AccurateAI · open source
AI products,
built in plain sight.
Open-source AI for healthcare access, enterprise governance, and clinical decision-support. Each project ships with its adversarial eval, its safety net, and its source — by Sankar Subbayya.
Projects

Delphi
Google I/O Hackathon · May 2026Synthetic populations as a computational substrate. You ask any question — 'will the Fed cut rates?', 'pretest this tagline', 'stress-test this decision' — and dozens of Gemini 3.5 Flash sub-agents, each role-playing a different American persona generated from US Census demographics and grounded in live web, reason in parallel. In ~60 seconds you get a probabilistic forecast, the strongest reasons for and against, where demographics diverge, and a striking outlier quote — synthesized into a Wall Street Journal–style summary by a final Gemini call. Live-demoed with a sixty-percentage-point swing on one news shock.

Path to Care
AMD Developer Hackathon · May 2026Multimodal, agentic triage decision-support for rural healthcare in the Global South. A phone photo plus a typed narrative becomes a top-3 condition guess, a Red/Yellow/Green urgency, and a structured pre-visit SOAP for the clinic doctor — contextualized by village distance, cost, and harvest season. Built in 24 hours on a single AMD Instinct MI300X. Never diagnoses.

Sentinel Health
Gemma 4 Good Hackathon · May 2026Offline triage for community health workers in low-resource settings.

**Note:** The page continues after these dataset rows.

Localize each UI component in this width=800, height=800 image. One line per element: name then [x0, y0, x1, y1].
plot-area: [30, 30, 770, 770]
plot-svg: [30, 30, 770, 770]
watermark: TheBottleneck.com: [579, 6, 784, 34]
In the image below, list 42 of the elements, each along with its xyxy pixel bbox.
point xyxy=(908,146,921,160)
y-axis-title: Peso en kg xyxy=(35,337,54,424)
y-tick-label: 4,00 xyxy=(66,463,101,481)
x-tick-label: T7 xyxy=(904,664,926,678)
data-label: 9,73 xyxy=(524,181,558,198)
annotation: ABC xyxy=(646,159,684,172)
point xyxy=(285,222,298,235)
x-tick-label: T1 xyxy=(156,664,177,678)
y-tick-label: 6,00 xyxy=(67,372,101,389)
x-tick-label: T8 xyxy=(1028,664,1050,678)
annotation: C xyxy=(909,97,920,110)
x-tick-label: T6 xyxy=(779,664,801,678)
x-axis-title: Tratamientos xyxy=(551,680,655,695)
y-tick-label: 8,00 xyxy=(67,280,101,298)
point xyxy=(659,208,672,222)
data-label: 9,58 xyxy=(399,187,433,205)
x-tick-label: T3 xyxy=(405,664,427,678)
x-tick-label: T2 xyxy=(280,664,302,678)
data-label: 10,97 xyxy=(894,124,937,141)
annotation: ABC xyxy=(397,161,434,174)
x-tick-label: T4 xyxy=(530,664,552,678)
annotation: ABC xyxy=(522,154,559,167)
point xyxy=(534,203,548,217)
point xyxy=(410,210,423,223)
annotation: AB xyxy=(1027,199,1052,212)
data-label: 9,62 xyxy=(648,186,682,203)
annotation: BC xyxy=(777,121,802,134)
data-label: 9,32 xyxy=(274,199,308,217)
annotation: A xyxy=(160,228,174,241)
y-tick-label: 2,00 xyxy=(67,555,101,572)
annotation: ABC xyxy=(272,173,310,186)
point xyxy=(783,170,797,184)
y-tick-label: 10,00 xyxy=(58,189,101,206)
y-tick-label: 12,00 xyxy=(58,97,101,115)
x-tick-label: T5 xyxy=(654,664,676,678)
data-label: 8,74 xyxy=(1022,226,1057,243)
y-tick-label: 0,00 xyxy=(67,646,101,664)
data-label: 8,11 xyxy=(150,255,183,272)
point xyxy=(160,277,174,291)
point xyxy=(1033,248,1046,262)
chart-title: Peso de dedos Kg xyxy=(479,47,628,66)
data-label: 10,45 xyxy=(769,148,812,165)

Multimodal Gemma 4 + a deterministic safety layer + a WhatsApp handoff to the hub physician — runs entirely on a clinic laptop, no internet. Scoped to five grassroots emergencies: trauma, poisoning, snake bite, MI, stroke.

Agent Sentinel
AI & Big Data Expo · San Jose · May 2026Governance plane for enterprise AI agents. Gates every tool call, signs the audit trail with hash-chained HMAC, and meters per-BU spend. Built on Gemini 2.5 Flash + Pro with Cached Content over full policy documents. The control plane between agentic pilots and production.

AgentQED
Zero to Agent Hackathon · Vercel × DeepMind · March 2026From an idea by Ganesh Sankar (UC Berkeley). Translate a math proof in plain English, voice, or a photo of handwritten work into Lean 4, then formally verify it with the real compiler in an isolated Firecracker microVM. Gemini 3.1 Pro writes the Lean, Vercel Sandbox runs it, and on rejection the agent reads the compiler's error and edits the proof — up to twelve times — until it typechecks. Compiler-verified, not vibes-verified.
What ties them together
Five projects, one posture: AI that names its own limits.
Path to Care never produces a diagnosis. Sentinel Health never overrides a red flag. Agent Sentinel never lets a model bypass its policy gate. Delphi never claims certainty without showing where its personas disagreed. AgentQED never accepts a proof unless the Lean compiler accepts it first. The safety layer is code, not a disclaimer.
Every project ships an adversarially-authored test set and a measurable safety target — zero false-negatives on Red triage for Path to Care, zero unauthorized tool calls for Agent Sentinel, reproducible demographic-divergence reporting for Delphi — plus a single-command demo. If you can't reproduce the claim on the repo, the claim doesn't count.